Das rechtzeitige Erkennen einer Nebenschilddrüsenüberfunktion ist essentiell, um langfristige Schäden zu vermeiden oder diese zumindest zu begrenzen. Leider wird die Erkrankung häufig erst im Rahmen routinemäßiger Blutkontrollen entdeckt. Bei diesen ist oftmals lediglich ein leicht erhöhter Kalziumwert zu finden.
Wenn Ihr Hausarzt Ihnen sagt, dass Ihr Kalzium ein wenig zu hoch sei – dann verlangen Sie eine Bestimmung des Parathormon-Wertes (PTH im Blut).
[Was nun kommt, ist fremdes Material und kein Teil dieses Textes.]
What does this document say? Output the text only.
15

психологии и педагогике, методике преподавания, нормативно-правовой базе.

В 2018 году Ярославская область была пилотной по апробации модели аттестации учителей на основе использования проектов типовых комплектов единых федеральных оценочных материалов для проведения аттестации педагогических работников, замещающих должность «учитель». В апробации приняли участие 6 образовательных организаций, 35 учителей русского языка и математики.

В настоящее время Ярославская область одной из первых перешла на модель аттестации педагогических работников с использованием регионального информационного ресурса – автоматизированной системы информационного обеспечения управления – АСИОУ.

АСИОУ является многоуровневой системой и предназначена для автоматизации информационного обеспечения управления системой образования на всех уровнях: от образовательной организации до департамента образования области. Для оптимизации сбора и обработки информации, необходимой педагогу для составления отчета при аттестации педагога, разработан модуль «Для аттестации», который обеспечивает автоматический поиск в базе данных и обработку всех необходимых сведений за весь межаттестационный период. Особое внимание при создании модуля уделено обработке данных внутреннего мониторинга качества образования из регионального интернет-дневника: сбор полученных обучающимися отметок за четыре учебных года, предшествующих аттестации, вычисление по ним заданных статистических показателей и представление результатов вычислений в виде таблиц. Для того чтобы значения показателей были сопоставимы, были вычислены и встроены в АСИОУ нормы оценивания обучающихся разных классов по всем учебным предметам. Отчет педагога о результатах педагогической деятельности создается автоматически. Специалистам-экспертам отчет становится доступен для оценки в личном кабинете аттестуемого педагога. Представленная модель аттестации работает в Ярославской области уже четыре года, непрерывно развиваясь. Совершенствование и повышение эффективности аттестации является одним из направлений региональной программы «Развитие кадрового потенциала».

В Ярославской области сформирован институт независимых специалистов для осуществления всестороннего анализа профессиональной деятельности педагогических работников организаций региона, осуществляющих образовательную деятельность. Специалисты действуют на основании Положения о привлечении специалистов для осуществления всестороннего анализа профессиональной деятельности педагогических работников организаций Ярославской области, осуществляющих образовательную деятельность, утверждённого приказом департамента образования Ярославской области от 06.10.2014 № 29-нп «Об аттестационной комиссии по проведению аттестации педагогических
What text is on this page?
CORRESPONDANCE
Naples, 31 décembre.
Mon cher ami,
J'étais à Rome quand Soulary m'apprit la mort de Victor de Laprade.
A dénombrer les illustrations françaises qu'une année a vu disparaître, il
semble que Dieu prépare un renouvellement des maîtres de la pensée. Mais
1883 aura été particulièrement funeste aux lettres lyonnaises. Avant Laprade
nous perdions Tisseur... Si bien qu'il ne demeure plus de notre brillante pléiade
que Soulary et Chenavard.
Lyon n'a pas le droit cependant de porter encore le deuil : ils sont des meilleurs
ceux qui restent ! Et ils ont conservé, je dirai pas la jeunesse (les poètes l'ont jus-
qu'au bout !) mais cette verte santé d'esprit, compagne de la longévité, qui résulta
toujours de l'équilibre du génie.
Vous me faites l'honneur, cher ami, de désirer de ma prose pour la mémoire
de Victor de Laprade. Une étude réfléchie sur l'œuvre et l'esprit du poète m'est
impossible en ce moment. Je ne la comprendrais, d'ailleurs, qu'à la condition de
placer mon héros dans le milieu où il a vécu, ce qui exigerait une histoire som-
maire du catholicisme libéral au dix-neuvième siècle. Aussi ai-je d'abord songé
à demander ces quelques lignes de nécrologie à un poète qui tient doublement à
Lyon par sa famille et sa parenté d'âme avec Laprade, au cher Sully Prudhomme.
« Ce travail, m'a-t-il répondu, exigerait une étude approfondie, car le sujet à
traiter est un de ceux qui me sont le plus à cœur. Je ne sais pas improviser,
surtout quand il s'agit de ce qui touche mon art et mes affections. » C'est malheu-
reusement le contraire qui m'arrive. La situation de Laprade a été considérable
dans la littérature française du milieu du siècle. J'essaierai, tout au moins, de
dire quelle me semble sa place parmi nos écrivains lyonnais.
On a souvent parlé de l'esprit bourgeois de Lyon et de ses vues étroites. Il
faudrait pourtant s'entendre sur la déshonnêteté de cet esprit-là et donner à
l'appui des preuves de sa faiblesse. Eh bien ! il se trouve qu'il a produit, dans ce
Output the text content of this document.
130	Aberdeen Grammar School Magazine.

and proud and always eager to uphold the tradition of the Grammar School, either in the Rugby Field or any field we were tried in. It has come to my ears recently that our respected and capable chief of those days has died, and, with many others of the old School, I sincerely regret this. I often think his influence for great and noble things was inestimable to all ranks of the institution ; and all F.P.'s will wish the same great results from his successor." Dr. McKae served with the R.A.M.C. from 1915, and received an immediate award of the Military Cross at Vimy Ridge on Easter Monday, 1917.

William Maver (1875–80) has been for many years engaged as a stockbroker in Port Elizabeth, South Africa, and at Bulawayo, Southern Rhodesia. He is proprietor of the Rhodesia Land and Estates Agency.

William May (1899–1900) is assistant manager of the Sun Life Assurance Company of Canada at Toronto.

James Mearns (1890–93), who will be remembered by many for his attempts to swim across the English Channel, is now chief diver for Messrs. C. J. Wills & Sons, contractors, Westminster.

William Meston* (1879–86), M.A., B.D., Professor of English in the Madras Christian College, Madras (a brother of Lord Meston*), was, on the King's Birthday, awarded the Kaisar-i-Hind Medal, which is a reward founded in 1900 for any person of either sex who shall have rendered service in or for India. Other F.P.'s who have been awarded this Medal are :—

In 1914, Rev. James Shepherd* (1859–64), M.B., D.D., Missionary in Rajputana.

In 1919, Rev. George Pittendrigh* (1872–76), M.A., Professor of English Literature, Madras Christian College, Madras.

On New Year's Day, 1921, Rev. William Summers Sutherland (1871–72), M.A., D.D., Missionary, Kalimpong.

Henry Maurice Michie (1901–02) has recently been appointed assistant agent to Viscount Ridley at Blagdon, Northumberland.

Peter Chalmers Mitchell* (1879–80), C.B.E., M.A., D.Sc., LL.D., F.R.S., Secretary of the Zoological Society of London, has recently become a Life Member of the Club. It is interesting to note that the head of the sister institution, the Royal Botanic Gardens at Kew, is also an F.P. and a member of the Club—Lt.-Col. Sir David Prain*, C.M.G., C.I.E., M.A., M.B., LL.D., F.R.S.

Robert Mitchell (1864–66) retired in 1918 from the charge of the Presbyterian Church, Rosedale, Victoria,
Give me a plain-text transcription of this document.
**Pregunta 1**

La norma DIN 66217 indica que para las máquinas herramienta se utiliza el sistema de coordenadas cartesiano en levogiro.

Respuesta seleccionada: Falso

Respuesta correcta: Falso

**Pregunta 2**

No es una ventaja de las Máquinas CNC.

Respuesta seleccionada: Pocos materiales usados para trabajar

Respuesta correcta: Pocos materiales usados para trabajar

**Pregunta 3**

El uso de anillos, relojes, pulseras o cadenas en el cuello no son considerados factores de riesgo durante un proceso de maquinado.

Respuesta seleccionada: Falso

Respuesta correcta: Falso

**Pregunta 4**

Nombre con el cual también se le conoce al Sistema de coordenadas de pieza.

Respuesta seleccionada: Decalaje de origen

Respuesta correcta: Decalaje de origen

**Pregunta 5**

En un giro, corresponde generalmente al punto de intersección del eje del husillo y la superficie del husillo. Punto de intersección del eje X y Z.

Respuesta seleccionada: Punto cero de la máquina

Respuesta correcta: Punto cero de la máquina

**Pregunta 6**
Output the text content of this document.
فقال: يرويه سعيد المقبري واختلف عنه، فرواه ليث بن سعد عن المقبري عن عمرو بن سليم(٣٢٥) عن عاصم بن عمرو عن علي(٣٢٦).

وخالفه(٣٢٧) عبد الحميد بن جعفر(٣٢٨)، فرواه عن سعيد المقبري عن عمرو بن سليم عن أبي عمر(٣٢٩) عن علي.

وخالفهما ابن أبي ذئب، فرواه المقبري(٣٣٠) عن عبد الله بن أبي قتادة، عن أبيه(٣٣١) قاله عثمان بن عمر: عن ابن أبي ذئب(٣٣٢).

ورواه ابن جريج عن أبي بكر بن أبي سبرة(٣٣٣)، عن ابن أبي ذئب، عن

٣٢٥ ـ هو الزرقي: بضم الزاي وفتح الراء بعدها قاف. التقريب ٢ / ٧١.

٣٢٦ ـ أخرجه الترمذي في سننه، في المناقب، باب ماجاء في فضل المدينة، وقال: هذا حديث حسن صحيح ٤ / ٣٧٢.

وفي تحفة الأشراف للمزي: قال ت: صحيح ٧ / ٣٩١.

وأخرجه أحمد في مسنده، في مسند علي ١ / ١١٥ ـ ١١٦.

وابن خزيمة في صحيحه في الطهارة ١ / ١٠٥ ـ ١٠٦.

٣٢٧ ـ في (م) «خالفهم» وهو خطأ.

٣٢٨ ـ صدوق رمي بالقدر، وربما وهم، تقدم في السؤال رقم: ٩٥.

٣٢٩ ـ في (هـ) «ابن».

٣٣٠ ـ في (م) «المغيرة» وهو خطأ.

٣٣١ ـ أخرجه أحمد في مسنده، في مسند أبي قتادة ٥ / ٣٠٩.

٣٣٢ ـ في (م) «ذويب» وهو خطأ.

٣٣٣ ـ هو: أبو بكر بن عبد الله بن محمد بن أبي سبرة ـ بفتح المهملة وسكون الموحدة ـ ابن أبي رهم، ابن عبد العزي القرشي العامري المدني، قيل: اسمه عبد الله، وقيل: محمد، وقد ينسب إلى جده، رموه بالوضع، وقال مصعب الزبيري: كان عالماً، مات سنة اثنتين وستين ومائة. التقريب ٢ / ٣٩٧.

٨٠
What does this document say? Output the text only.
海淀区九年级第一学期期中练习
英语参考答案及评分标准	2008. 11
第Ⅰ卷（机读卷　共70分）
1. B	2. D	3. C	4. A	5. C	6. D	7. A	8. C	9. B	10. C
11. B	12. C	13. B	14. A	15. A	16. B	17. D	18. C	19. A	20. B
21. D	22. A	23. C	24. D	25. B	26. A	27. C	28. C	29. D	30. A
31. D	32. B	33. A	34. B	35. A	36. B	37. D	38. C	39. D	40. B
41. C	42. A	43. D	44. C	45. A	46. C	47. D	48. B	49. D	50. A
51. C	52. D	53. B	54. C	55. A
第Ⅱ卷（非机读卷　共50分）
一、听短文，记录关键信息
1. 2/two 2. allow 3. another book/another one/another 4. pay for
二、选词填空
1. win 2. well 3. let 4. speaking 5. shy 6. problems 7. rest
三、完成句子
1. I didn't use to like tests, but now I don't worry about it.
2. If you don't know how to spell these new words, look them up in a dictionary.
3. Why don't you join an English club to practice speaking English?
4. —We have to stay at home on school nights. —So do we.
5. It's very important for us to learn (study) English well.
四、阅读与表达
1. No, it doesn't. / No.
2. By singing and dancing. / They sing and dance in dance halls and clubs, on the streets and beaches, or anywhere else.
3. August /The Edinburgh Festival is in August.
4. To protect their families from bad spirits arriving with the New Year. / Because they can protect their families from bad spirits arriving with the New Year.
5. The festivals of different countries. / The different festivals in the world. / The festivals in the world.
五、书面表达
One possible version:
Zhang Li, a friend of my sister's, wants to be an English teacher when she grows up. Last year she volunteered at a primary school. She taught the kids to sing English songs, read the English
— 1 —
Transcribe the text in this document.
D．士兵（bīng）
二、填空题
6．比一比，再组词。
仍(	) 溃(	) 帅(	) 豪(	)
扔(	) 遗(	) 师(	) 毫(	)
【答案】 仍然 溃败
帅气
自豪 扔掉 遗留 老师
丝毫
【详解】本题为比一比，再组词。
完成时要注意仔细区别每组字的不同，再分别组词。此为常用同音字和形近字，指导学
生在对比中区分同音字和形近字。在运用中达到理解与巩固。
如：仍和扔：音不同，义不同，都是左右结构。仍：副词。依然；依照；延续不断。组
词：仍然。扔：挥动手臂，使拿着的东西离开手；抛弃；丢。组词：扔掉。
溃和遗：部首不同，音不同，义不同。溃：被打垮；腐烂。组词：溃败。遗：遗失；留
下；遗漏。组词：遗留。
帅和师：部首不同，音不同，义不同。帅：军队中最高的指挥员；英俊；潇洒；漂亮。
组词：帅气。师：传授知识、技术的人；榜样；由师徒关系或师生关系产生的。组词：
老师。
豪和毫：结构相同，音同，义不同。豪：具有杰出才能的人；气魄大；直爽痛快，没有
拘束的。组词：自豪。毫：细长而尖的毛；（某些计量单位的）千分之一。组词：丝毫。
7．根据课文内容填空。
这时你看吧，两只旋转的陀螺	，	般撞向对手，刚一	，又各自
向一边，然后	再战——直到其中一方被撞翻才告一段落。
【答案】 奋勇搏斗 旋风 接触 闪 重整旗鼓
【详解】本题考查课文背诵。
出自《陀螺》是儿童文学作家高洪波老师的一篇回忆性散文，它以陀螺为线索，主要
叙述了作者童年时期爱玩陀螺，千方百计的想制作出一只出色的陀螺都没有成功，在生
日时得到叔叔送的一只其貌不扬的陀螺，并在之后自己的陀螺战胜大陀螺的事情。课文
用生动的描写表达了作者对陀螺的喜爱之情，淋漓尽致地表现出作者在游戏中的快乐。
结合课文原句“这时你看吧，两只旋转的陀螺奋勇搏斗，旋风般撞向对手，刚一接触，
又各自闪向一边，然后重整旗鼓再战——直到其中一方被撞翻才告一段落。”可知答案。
Im Fall, dass dieser Wert auch erhöht ist, liegt eine klare Überfunktion der Nebenschilddrüsen vor.
Eine Szintigraphie und die Ultraschalluntersuchungen sind als bildgebende Verfahren geeignet ,die überfunktionierende Nebenschilddrüse zu lokalisieren.
Beim primären Hyperparathyreoidismus muss das ursächliche Adenom im Rahmen der Nebenschilddrüsenchirurgie operativ entfernt werden. Diese Operation ist minimal-invasiv und wird durch die Patienten sehr gut toleriert. Da in der Regel nicht alle Nebenschilddrüsen gleichermaßen betroffen sind, übernehmen die restlichen Drüsenanteile die wichtige Steuerfunktion im Kalziumhaushalt des Körpers.
Falls eine Operation nicht möglich sein sollte, oder als Überbrückung bis zum eigentlichen OP-Termin, kann der Patient medikamentös z. B. mit sogenannten Calcimimetika behandelt werden. Weitere Medikamente verringern den Kalziumgehalt im Blut und sorgen dafür, dass mehr Kalzium in das Knochengewebe eingelagert wird.
Höhere Flüssigkeitsaufnahme oder Infusionen können zudem Nierensteine verhindern. Darüber hinaus sollten Patienten kalziumreiche Lebensmittel meiden.
Sobald die kranke Nebenschilddrüse operativ entfernt ist und damit das zirkulierende Kalzium normalisiert werden kann, endet auch die Schädigung der betroffenen Organe (Knochen, Niere, Herz).
Die teils jahrelang bestehenden Schmerzen verschwinden sehr häufig unmittelbar nach der Operation. Oft fühlen sich die Patienten nach ein paar Wochen deutlich vitaler, wacher und weniger erschöpft.
Ärzte, die den Hyperparathyreoidismus behandeln, sind in erster Linie die Endokrinologen (saubere Diagnosestellung).
Die Operation sollte ein Chirurg mit ausgewiesener Expertise im Bereich der Schilddrüsen- und Nebenschilddrüsenchirurgie sein. Hohe Fallzahlen der Operationen erhöhen die Expertise und reduzieren Komplikationen. Diese Tatsache wurde in letzten Jahren mehrfach wissenschaftlich belegt.